The intermediate appellate court was more colorful, stating that “the cameras are, at most, deer tracks in the snow, but they are not necessarily tracks of a particular deer – in this case, a video of the incident.” Webb, 2021 WL 733828 at *12.
The Court, however, suggested that the plaintiff could have argued to the jury that evidence was missing:
[T]here is an important distinction between a trial court instructing the jury on spoliation and a trial court allowing a party to argue spoliation during closing argument. In a jury instruction, the inference is communicated to the jury by the trial judge, which may result in the jury giving the inference undue weight. Such a result is much less likely in the context of an argument by counsel, as opposing counsel is provided the opportunity to respond and the jury is instructed that counsels’ arguments do not constitute evidence. Thus, it may be perfectly reasonable for a court to refuse a spoliation instruction, but allow the parties to argue the point during closing argument. [emphasis added].
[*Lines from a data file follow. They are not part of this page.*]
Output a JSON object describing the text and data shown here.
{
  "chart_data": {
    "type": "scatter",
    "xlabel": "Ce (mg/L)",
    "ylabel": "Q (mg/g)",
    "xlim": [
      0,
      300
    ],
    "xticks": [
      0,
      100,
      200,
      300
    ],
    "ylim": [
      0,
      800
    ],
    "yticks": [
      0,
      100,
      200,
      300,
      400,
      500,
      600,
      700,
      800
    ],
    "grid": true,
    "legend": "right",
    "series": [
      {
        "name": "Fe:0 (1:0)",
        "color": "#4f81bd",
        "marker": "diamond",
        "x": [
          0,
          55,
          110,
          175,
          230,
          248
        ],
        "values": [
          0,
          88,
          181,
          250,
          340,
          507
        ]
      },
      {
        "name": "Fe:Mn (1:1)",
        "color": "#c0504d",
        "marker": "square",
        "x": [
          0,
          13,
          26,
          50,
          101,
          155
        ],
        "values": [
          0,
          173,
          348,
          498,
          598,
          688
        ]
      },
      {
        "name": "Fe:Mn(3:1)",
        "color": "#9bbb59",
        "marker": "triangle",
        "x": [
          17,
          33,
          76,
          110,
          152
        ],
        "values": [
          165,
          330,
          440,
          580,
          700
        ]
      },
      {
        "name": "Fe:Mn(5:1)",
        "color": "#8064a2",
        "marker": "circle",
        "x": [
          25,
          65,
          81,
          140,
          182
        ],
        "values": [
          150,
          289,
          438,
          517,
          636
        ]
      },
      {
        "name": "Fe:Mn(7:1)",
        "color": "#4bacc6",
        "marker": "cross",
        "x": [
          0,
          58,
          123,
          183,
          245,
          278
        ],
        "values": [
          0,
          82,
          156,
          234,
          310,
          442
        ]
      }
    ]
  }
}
However, the instruction in Webb was deemed to be prejudicial:
Finally, we agree with the Court of Special Appeals’s conclusion that the spoliation instruction was prejudicial. The instruction was misleading and required the jury to speculate about the existence of potentially damning evidence. The instruction also invited the jury to speculate about the applicability of a legal principle – the inference to be drawn from the destruction or concealment of evidence – regarding evidence that was never shown to exist in the first place. And, although the instruction did not mention specifically the video or Giant, Petitioner’s counsel shone a spotlight on that point during closing. Counsel told the jury to “pay close attention to” the spoliation instruction, suggesting that Giant was lying about the existence of the video because “[t]here’s almost always video footage.” Plaintiff’s counsel argued that such a video “would probably corroborate and be consistent with Ms. Webb’s description” of the incident. Plaintiff’s counsel concluded by arguing that “we don’t have it and that benefits them.”
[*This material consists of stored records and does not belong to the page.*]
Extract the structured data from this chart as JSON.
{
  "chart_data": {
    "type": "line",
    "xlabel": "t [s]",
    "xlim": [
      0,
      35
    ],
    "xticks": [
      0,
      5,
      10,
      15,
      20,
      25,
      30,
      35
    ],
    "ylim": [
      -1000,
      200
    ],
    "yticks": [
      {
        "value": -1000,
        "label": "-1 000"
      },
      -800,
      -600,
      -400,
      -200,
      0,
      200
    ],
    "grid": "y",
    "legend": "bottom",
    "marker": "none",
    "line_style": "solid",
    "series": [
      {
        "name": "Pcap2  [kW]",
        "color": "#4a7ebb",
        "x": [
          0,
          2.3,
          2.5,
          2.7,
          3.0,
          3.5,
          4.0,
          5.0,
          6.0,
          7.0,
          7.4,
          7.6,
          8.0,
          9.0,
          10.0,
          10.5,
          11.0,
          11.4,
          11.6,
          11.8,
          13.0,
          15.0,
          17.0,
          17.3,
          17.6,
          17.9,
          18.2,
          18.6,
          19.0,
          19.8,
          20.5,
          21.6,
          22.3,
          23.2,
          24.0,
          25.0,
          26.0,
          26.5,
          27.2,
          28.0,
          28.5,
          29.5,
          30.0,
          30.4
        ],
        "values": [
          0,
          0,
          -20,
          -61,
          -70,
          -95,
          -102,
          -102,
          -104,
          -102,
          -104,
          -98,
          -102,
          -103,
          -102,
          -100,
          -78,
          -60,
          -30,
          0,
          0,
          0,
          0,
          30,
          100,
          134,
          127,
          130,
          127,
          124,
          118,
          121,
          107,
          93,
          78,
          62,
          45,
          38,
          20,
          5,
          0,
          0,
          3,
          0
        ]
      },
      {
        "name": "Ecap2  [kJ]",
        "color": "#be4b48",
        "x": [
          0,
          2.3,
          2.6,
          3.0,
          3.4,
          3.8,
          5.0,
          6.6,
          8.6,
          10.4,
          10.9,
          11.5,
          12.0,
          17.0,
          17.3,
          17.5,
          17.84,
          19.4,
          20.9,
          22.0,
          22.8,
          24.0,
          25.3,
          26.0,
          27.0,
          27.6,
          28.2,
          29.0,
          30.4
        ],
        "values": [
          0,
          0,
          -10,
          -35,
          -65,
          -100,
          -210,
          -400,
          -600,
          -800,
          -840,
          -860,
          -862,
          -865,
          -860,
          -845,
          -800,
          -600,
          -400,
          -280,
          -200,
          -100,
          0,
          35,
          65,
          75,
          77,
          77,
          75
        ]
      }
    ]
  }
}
There is a robust body of case law on video evidence in personal injury cases brought by shoppers. On some facts, it has been sanctionable. Maryland’s High Court Affirms Sanction for Spoliation of Video Evidence – E-Discovery LLC (ediscoveryllc.com) On others, it has not. Maryland’s Intermediate Court Affirms Denial of Sanction for Spoliation of Video Evidence – E-Discovery LLC (ediscoveryllc.com) The doctrine is sometimes confusing. I discussed the intermediate opinion in Webb in: Maryland’s Confusing Spoliation Doctrine – E-Discovery LLC (ediscoveryllc.com)
Maryland courts have held that the absence of records does not equate to failure to preserve, absent more evidence. E.g., M. Berman and A. Shelton, “The Common-Law Duty to Preserve,” in M. Berman, et al., eds., “Electronically Stored Information in Maryland Courts” (Md. State Bar Ass’n. 2020), 159 discussing Solesky v. Tracey, No. 03- C-08-003489, 2009 WL 8606518 (Md. Cir. Ct. Balt. Co. May 29, 2009) (Fader, J.).